DECIMER Image Transformer is a deep-learning-based tool designed for automated recognition of chemical structure images. Leveraging transformer architectures, the model converts chemical images into SMILES strings, enabling the digitization of chemical data from scanned documents, literature, and patents.
MIT License
216 stars 52 forks source link

How to train this DECIMER model #32

Closed NaphJohn closed 1 year ago

NaphJohn commented 1 year ago

Hi, Kohulan: When I was testing this model, I met one problem: test5 test6 I used train model but get wrong predictions: C(C1=[X2]=[X3]=NC2=C1N=C(N2)[R1])R(Cl)[R14] and CC(CC1=CN=C(C(=C1)N([R2])S(=O)(=O)C2=C(C(=C(C=C2Br)Br)[R20])[R12])[R1])C[X]

Do you have any advices to get high accuracy to test these pictures, we want to input these pictures and get right smiles? In my personal opinion, it is because there is no such sample when the model is trained, so can I use this decimerV-2 model that has been trained?

OBrink commented 1 year ago

Hey @whkaikai,

I see that you have opened a similar issue on the img2mol repository (you addressed me there, but I am not working with the Bayer ML team). I have no deep insight into their training data generation pipeline as it's not openly available as far as I know.

I think the problem is the same in both cases - As you have already pointed out, these types of structures are not included in the training data. To be fair, this is a rather difficult case.
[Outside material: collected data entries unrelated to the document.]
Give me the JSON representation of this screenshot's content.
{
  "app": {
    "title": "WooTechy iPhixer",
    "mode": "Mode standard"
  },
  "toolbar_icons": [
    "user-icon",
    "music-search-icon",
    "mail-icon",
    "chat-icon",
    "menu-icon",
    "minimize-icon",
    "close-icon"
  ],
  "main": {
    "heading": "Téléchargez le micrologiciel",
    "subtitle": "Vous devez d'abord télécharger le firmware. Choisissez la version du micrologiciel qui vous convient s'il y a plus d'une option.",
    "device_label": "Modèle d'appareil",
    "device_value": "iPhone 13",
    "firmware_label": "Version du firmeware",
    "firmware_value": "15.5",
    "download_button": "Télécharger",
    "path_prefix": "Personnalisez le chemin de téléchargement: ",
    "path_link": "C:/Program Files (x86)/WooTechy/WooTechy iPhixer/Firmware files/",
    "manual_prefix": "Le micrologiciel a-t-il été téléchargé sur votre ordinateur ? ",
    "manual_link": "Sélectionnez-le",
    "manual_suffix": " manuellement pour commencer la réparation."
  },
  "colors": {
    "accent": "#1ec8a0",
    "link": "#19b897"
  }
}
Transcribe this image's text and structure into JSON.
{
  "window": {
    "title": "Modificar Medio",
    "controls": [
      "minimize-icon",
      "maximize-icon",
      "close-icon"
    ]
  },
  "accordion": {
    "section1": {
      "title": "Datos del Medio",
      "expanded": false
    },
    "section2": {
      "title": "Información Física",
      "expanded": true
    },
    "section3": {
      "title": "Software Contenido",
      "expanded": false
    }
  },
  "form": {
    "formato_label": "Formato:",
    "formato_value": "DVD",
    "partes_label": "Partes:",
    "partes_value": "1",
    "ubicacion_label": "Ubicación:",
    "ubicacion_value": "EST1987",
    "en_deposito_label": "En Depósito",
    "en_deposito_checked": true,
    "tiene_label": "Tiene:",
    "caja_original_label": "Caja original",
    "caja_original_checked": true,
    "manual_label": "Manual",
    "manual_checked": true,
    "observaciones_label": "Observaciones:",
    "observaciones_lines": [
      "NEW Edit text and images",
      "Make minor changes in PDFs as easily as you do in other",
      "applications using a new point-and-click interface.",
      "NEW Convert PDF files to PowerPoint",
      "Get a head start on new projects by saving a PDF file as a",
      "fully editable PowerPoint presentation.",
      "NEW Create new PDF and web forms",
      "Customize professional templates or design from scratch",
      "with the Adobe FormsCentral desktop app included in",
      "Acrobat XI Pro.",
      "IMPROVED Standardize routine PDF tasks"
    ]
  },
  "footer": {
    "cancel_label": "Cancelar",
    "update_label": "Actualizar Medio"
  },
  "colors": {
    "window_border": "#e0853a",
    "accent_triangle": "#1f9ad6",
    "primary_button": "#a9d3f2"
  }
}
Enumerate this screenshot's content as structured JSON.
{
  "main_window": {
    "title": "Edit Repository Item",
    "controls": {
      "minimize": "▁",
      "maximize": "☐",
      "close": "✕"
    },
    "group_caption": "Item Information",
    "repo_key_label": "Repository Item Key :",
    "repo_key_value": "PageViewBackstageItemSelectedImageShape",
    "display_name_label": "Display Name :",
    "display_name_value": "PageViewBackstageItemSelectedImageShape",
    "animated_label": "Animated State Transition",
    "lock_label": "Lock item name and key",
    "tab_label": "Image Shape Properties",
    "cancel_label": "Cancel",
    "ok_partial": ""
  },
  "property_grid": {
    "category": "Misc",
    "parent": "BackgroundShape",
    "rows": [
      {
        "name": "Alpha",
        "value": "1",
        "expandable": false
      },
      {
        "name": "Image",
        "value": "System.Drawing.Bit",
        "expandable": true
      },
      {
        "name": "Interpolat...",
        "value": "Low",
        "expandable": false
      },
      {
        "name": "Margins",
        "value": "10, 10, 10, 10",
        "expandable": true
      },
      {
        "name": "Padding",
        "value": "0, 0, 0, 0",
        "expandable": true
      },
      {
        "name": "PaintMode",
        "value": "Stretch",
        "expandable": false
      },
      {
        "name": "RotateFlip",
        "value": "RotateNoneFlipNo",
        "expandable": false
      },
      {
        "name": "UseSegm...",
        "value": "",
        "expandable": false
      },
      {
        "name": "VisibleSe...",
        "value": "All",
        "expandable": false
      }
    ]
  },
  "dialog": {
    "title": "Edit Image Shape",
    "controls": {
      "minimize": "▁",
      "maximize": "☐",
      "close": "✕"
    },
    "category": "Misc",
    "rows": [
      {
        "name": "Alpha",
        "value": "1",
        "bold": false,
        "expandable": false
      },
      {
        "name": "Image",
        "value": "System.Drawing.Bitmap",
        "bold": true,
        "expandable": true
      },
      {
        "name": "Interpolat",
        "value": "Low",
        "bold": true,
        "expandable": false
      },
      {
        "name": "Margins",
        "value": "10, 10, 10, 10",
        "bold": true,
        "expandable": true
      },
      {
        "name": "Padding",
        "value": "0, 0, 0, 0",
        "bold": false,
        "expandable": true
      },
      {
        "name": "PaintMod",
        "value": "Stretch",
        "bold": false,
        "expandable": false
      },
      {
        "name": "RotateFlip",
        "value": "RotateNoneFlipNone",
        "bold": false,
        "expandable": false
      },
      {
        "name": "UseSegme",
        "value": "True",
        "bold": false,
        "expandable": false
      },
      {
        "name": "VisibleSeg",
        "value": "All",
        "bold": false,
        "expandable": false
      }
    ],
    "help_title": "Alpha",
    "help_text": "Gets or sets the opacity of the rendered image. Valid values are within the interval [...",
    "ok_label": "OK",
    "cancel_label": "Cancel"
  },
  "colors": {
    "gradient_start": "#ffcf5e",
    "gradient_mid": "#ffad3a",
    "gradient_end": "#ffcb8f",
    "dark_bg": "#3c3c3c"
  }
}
What SMILES output would you expect for these examples? I assume that A and B are non-specified ring systems. Is there even a way to express this type of unspecific structure in a SMILES string? The DECIMER training data is generated using our open-source tool RanDepict. Feel free to open an issue there or to contribute to the repository to make it capable of depicting this type of structure. I cannot make any promises about integrating this type of structure in the DECIMER training data quickly myself.

If you can artificially generate enough pairs of these types of images and the corresponding SMILES representations, you should be able to fine-tune the existing DECIMER Image Transformer model on it. Just adapt the training script according to your needs. With Img2Mol, you are probably going to run into the problem that the CDDD decoder is not capable of producing SMILES with R-group variables.
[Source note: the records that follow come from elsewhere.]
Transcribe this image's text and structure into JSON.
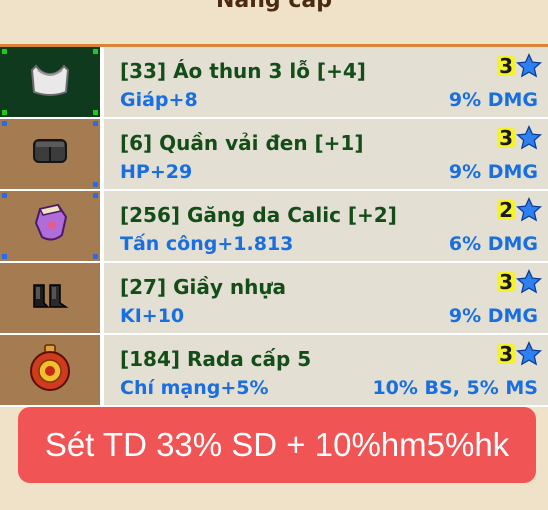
{
  "header": {
    "title": "Nâng cấp"
  },
  "items": [
    {
      "name": "[33] Áo thun 3 lỗ [+4]",
      "stat": "Giáp+8",
      "bonus": "9% DMG",
      "star_count": "3",
      "icon": "tank-top-icon",
      "selected": true
    },
    {
      "name": "[6] Quần vải đen [+1]",
      "stat": "HP+29",
      "bonus": "9% DMG",
      "star_count": "3",
      "icon": "black-pants-icon",
      "selected": false
    },
    {
      "name": "[256] Găng da Calic [+2]",
      "stat": "Tấn công+1.813",
      "bonus": "6% DMG",
      "star_count": "2",
      "icon": "leather-glove-icon",
      "selected": false
    },
    {
      "name": "[27] Giầy nhựa",
      "stat": "KI+10",
      "bonus": "9% DMG",
      "star_count": "3",
      "icon": "plastic-boots-icon",
      "selected": false
    },
    {
      "name": "[184] Rada cấp 5",
      "stat": "Chí mạng+5%",
      "bonus": "10% BS, 5% MS",
      "star_count": "3",
      "icon": "radar-icon",
      "selected": false
    }
  ],
  "banner": {
    "text": "Sét TD 33% SD + 10%hm5%hk"
  },
  "colors": {
    "header_border": "#d9823a",
    "row_bg": "#e3e0d3",
    "slot_bg": "#a57c52",
    "selected_slot_bg": "#0f3a1e",
    "name_color": "#144d17",
    "stat_color": "#1a6fe0",
    "star_count_bg": "#f5f22a",
    "banner_bg": "#f15454"
  }
}
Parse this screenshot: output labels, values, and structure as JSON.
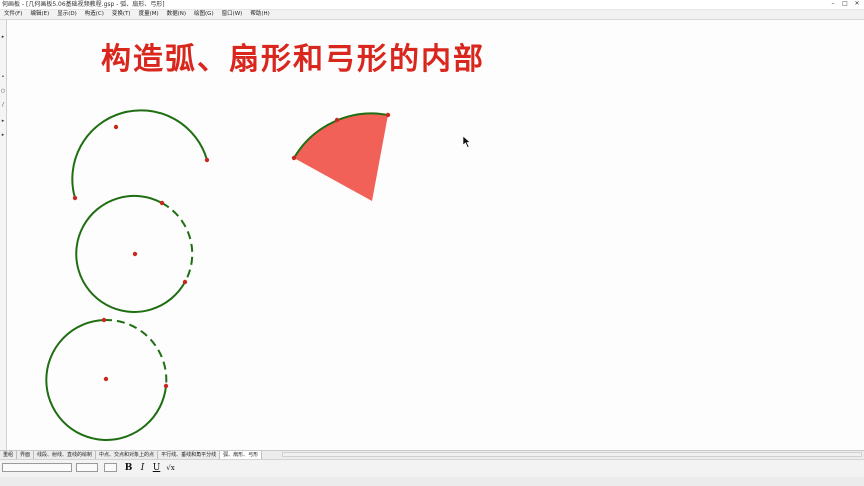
{
  "window": {
    "title": "何画板 - [几何画板5.06基础视频教程.gsp - 弧、扇形、弓形]",
    "minimize": "–",
    "maximize": "□",
    "close": "✕"
  },
  "menu": [
    "文件(F)",
    "编辑(E)",
    "显示(D)",
    "构造(C)",
    "变换(T)",
    "度量(M)",
    "数据(N)",
    "绘图(G)",
    "窗口(W)",
    "帮助(H)"
  ],
  "canvas": {
    "heading": "构造弧、扇形和弓形的内部"
  },
  "colors": {
    "heading": "#d9271e",
    "arc": "#1f6e12",
    "point": "#c62a1f",
    "sector_fill": "#f26157"
  },
  "tabs": [
    "重组",
    "界面",
    "线段、射线、直线的绘制",
    "中点、交点和对象上的点",
    "平行线、垂线和角平分线",
    "弧、扇形、弓形"
  ],
  "active_tab": 5,
  "format": {
    "bold": "B",
    "italic": "I",
    "underline": "U"
  },
  "icons": [
    "arrow-tool-icon",
    "point-tool-icon",
    "compass-tool-icon",
    "line-tool-icon",
    "polygon-tool-icon",
    "text-tool-icon",
    "mouse-cursor-icon"
  ]
}
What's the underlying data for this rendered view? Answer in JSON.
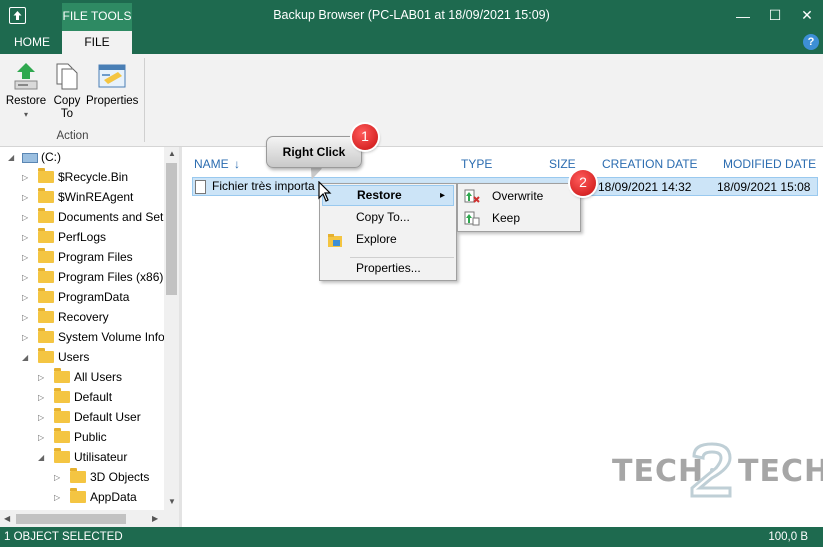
{
  "window": {
    "title": "Backup Browser (PC-LAB01 at 18/09/2021 15:09)",
    "contextual_tab": "FILE TOOLS",
    "controls": {
      "minimize": "—",
      "maximize": "☐",
      "close": "✕"
    }
  },
  "tabs": {
    "home": "HOME",
    "file": "FILE",
    "help": "?"
  },
  "ribbon": {
    "restore_label": "Restore",
    "restore_arrow": "▾",
    "copy_to_label_line1": "Copy",
    "copy_to_label_line2": "To",
    "properties_label": "Properties",
    "group_label": "Action"
  },
  "tree": {
    "root": "(C:)",
    "items": [
      {
        "label": "$Recycle.Bin"
      },
      {
        "label": "$WinREAgent"
      },
      {
        "label": "Documents and Set"
      },
      {
        "label": "PerfLogs"
      },
      {
        "label": "Program Files"
      },
      {
        "label": "Program Files (x86)"
      },
      {
        "label": "ProgramData"
      },
      {
        "label": "Recovery"
      },
      {
        "label": "System Volume Info"
      },
      {
        "label": "Users"
      },
      {
        "label": "All Users"
      },
      {
        "label": "Default"
      },
      {
        "label": "Default User"
      },
      {
        "label": "Public"
      },
      {
        "label": "Utilisateur"
      },
      {
        "label": "3D Objects"
      },
      {
        "label": "AppData"
      }
    ]
  },
  "file_list": {
    "columns": {
      "name": "NAME",
      "type": "TYPE",
      "size": "SIZE",
      "creation_date": "CREATION DATE",
      "modified_date": "MODIFIED DATE"
    },
    "sort_indicator": "↓",
    "rows": [
      {
        "name": "Fichier très importa",
        "creation_date": "18/09/2021 14:32",
        "modified_date": "18/09/2021 15:08"
      }
    ]
  },
  "context_menu": {
    "items": [
      {
        "label": "Restore"
      },
      {
        "label": "Copy To..."
      },
      {
        "label": "Explore"
      },
      {
        "label": "Properties..."
      }
    ],
    "submenu_arrow": "▸",
    "submenu": [
      {
        "label": "Overwrite"
      },
      {
        "label": "Keep"
      }
    ]
  },
  "annotations": {
    "callout_text": "Right Click",
    "badge_1": "1",
    "badge_2": "2"
  },
  "watermark": {
    "left": "TECH",
    "right": "TECH"
  },
  "status_bar": {
    "selection": "1 OBJECT SELECTED",
    "size": "100,0 B"
  },
  "colors": {
    "accent": "#1e6a4f",
    "selection": "#cce4f7",
    "link_header": "#2b6cb0",
    "folder": "#f4c542"
  }
}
bdx114514 commented 1 year ago

Dear Otto Brinkhaus, Hi, I am whkaikai's friend. I want to fine-tune the existing DECIMER model in order to convert Markush structures to SMILES(these SMILES can not be recognized by rdkit. I call them'new SMILES' ). I have prepared some couples of 'Markush struture——new SMILES' as training and testing data set. For example: Markush structure: 217140122-9d7cb871-746e-4a8d-a2c9-5e4527ae95c8 its new SMILES: [R1]C1=[X1]C2=C(N1)N=[X3][X2]=C2A({[R4]m})([R5])([R6]) How many couples do you think I should prepare for training and testing?

OBrink commented 1 year ago

Dear @bdx114514,

Just out of curiosity - How are you generating these types of depictions? Do you have a way to artificially generate them? If yes, how? We are always looking for different depiction styles and ways to present chemical structures as potentially interesting features for future training datasets for DECIMER. This type of depiction is relatively unknown to me, and I would not know how to create it.
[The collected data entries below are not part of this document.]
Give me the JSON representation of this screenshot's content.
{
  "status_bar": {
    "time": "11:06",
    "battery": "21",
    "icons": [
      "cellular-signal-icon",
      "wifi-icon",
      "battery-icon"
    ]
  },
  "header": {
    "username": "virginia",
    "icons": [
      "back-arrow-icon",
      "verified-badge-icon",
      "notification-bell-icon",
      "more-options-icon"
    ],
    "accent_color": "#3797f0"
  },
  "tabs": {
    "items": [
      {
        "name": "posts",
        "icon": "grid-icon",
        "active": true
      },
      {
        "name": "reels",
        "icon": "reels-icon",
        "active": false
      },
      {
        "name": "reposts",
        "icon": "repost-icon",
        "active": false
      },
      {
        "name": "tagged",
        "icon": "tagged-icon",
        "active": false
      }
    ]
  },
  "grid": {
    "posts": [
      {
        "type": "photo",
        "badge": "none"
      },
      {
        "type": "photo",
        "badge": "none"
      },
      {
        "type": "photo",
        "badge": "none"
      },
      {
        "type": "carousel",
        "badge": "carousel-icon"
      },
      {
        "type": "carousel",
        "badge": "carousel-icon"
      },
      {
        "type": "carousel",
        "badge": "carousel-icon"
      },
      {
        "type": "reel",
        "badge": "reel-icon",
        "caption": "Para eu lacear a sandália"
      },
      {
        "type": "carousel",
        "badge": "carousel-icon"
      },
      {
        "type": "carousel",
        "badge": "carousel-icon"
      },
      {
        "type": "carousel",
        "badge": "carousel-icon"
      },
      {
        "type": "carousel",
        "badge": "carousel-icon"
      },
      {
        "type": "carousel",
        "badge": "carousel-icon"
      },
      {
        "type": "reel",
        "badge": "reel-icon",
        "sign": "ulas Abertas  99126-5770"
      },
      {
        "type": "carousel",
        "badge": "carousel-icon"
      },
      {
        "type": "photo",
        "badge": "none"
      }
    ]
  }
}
To put things into context - the latest DECIMER Image Transformer model has been trained on >450 million pairs of images and SMILES strings. We have successfully fine-tuned a model with ~100 million additional pairs, but it is likely that you can also yield good results with training datasets that are a lot smaller. We have never systematically tested how many data points are necessary to apply transfer learning here. I'd say, take the data that you have generated and try it! I would love to hear how it goes! :)

Have a nice day! Otto